Reading Online Novel

Cities of the Plain(4)



Let me get the rifle.

He’ll be gone before you get done standin up.

The coyote trotted out along the ridge and stopped and looked back and then dropped off down the ridge into the brush again.

What do you reckon he’s doin out here in the middle of the day?

He probably wonders the same about you.

You think he seen us?

Well I didnt see him walkin head first into them nopal bushes yonder so I dont expect he was completely blind.

John Grady watched for the coyote to reappear but the coyote didnt.

Funny thing, said Billy, is I was fixin to quit about the time she took sick. I was ready to move on. After she died I had a lot less reason to stay on but I stayed anyways.

I guess maybe you figured Mac needed you.

Horseshit.

How old was she?

I dont know. Late thirties. Forty maybe. You’d never of knowed it though.

You think he’s gettin over it?

Mac?

Yeah.

No. You dont get over a woman like that. He aint gettin over nothin. He never will.

He sat and put his hat on and adjusted it. You ready, cousin?

Yeah.

He rose stiffly and reached down and got his lunchpail and he swiped at the seat of his trousers with one hand and then bent and got his jacket. He looked at John Grady.

There was a old waddy told me one time he never knowed a woman raised on indoor plumbin to ever turn out worth a damn. She come up the hard way. Old man Johnson was never nothin but a cowboy and you know what that pays. Mac met her at a church supper in Las Cruces when she was seventeen years old and that was all she wrote. He aint goin to be gettin over it. Not now, not soon, not never.

It was dark when they got back. Billy rolled up the window of the truck and sat looking toward the house. I’m a wore-out sumbuck, he said.

You want to just leave the gear in the truck?

Let’s bring in the come-along. It might rain. Might. And that box of staples. They’ll rust up.

I’ll get em.

He got the stuff from the bed of the truck. The lights came on in the barn bay. Billy was standing there shaking his hand up and down.

Ever time I reach for that son of a bitch I get shocked.

It’s the nails in them boots.

Then why dont it shock my feet?

I dont know.

He hung the come-along on a nail and set the box of staples on a framing crossbrace just inside the door. The horses whinnied from their stalls.

He went on down the barn bay and at the last stall pounded the flat of his hand against the stall door. There was an instant explosion against the boards on the other side. Dust drifted in the light. He looked back at Billy and grinned. Egg it on, said Billy. He’ll put a foot through that son of a bitch.


JOAQUÍN STEPPED BACK with both hands atop the board he was leaning on and lowered his head as if he’d seen something in the corral too awful to watch. But he was only stepping back to spit and he did so in his slow and contemplative way and then stepped forward and looked through the boards again. Caballo, he said. The shadow of the trotting horse passed across the boards and across his face and passed on. He shook his head.

They walked on down to where some two by twelves were nailed and braced along the top of the corral and climbed up and sat with their bootheels wedged in the board below and smoked and watched John Grady work the colt.

What does he want with that owlheaded son of a bitch anyway?

Billy shook his head. Maybe it’s like Mac says. Ever man winds up with the horse that suits him.

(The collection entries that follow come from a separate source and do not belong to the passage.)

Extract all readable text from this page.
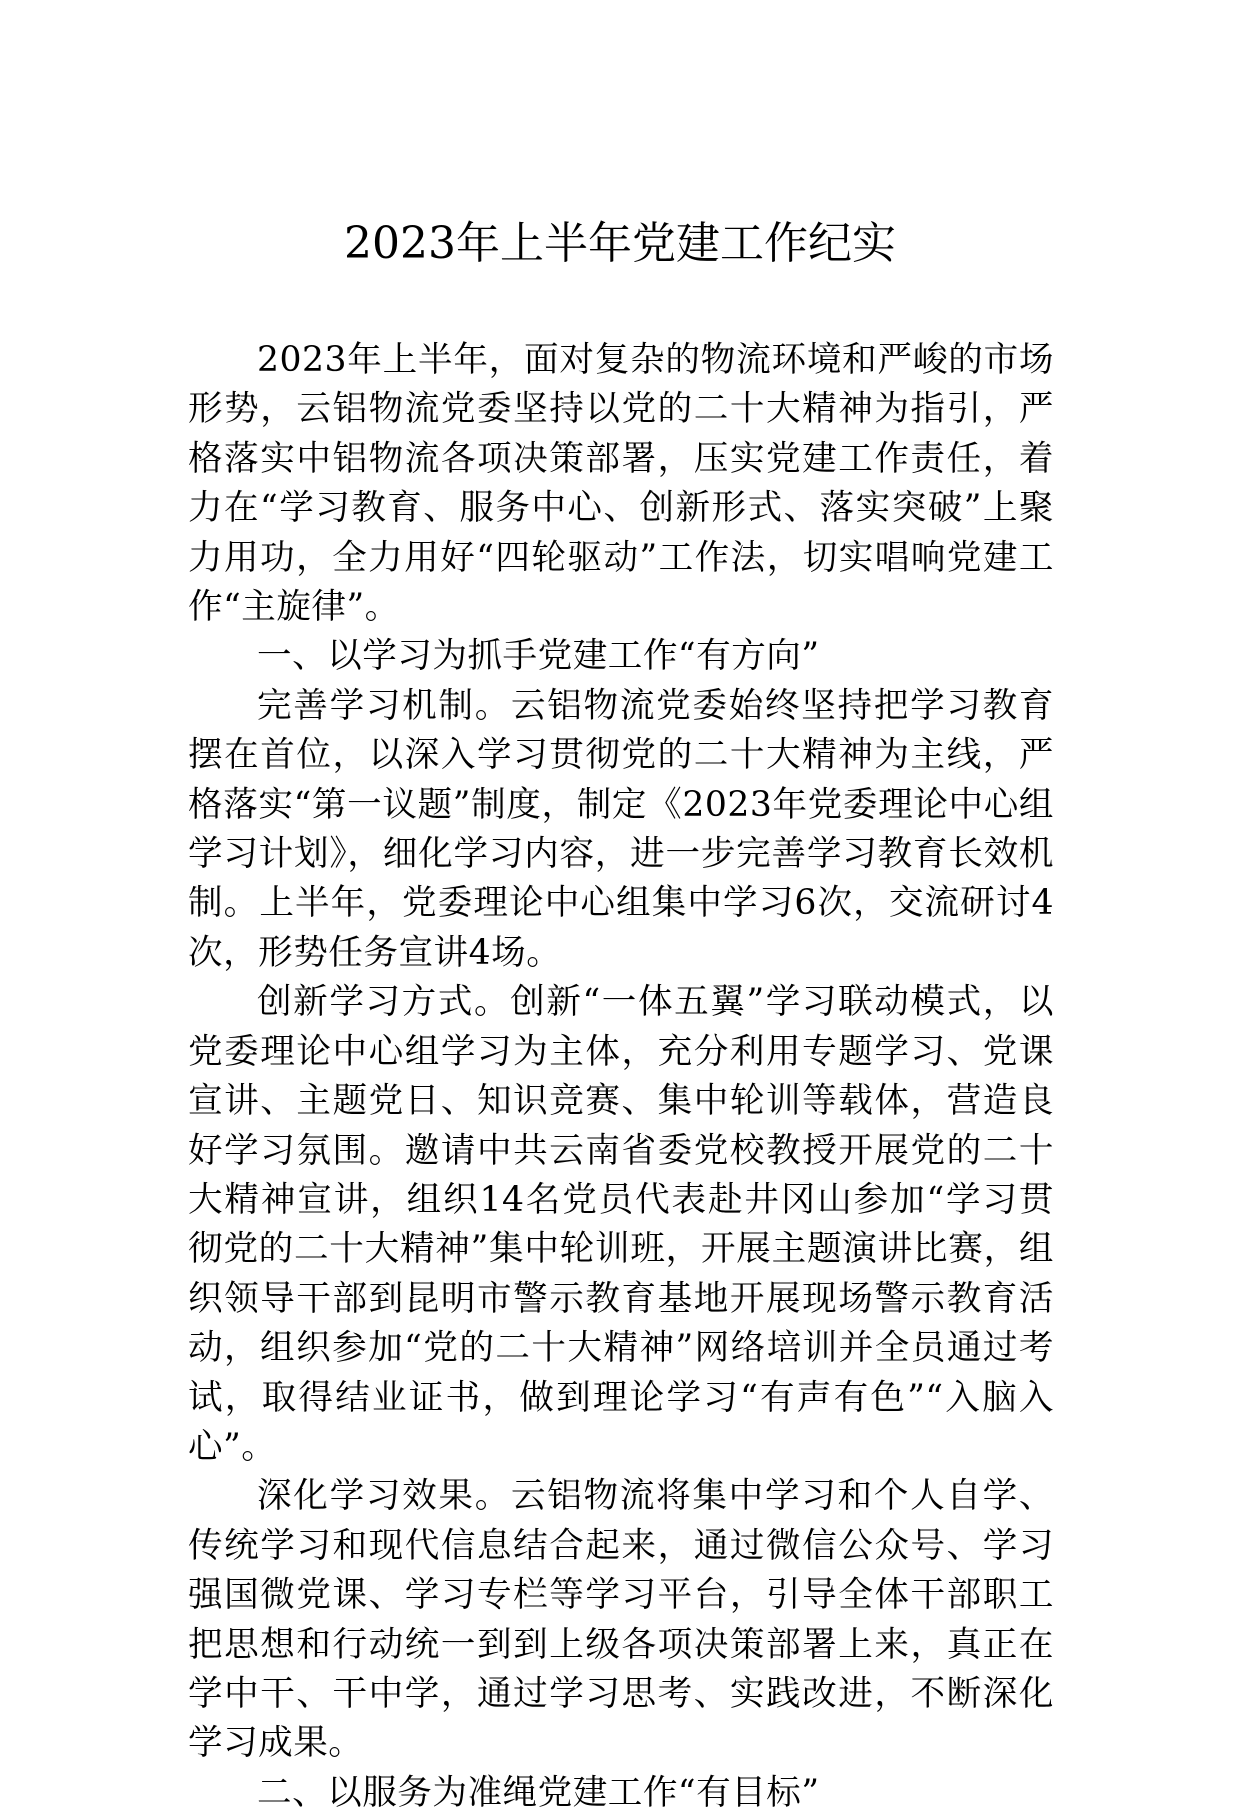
2023年上半年党建工作纪实

2023年上半年，面对复杂的物流环境和严峻的市场形势，云铝物流党委坚持以党的二十大精神为指引，严格落实中铝物流各项决策部署，压实党建工作责任，着力在“学习教育、服务中心、创新形式、落实突破”上聚力用功，全力用好“四轮驱动”工作法，切实唱响党建工作“主旋律”。

一、以学习为抓手党建工作“有方向”

完善学习机制。云铝物流党委始终坚持把学习教育摆在首位，以深入学习贯彻党的二十大精神为主线，严格落实“第一议题”制度，制定《2023年党委理论中心组学习计划》，细化学习内容，进一步完善学习教育长效机制。上半年，党委理论中心组集中学习6次，交流研讨4次，形势任务宣讲4场。

创新学习方式。创新“一体五翼”学习联动模式，以党委理论中心组学习为主体，充分利用专题学习、党课宣讲、主题党日、知识竞赛、集中轮训等载体，营造良好学习氛围。邀请中共云南省委党校教授开展党的二十大精神宣讲，组织14名党员代表赴井冈山参加“学习贯彻党的二十大精神”集中轮训班，开展主题演讲比赛，组织领导干部到昆明市警示教育基地开展现场警示教育活动，组织参加“党的二十大精神”网络培训并全员通过考试，取得结业证书，做到理论学习“有声有色”“入脑入心”。

深化学习效果。云铝物流将集中学习和个人自学、传统学习和现代信息结合起来，通过微信公众号、学习强国微党课、学习专栏等学习平台，引导全体干部职工把思想和行动统一到到上级各项决策部署上来，真正在学中干、干中学，通过学习思考、实践改进，不断深化学习成果。

二、以服务为准绳党建工作“有目标”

What is that thing he’s got on its head?

It’s called a cavesson halter.

What’s wrong with a plain hackamore?

You’d have to ask the cowboy.

Troy leaned and spat. He looked at Joaquín. Qué piensas? he said.

Joaquín shrugged. He watched the horse circle the corral at the end of the longeline.

That horse has been broke with a bit, Troy said.

Yeah.

I guess he aims to break it and start over.

Well, Billy said, I got a suspicion that whatever it is he aims to do he’ll most likely get it done.

They watched the horse circle.

He aint trainin it for the circus is he?

No. We had the circus yesterday evenin when he forked up on it.

How many times did he get thowed?

Four.

How many times did he get back up on it?

You know how many times.

Is he supposed to be some sort of specialist in spoiled horses?

Let’s go, Billy said. He’s liable to walk that son of a bitch all afternoon.

They went on toward the house.

Ask Joaquín yonder, Billy said.

Ask me what?

If the cowboy knows horses.

The cowboy says he dont know nothin.

I know it.

He claims he just likes it and works hard at it.

What do you think? said Billy.

Joaquín shook his head.

Joaquín thinks his methods is unorthodox.

So does Mac.

Joaquín didnt answer till they reached the gate. Then he stopped and looked back at the corral. Finally he said that it didnt make much difference if you liked horses or not if they didnt like you. He said the best trainers he ever knew, horses couldnt stay away from them. He said horses would follow Billy Sánchez to the outhouse and stand there and wait for him.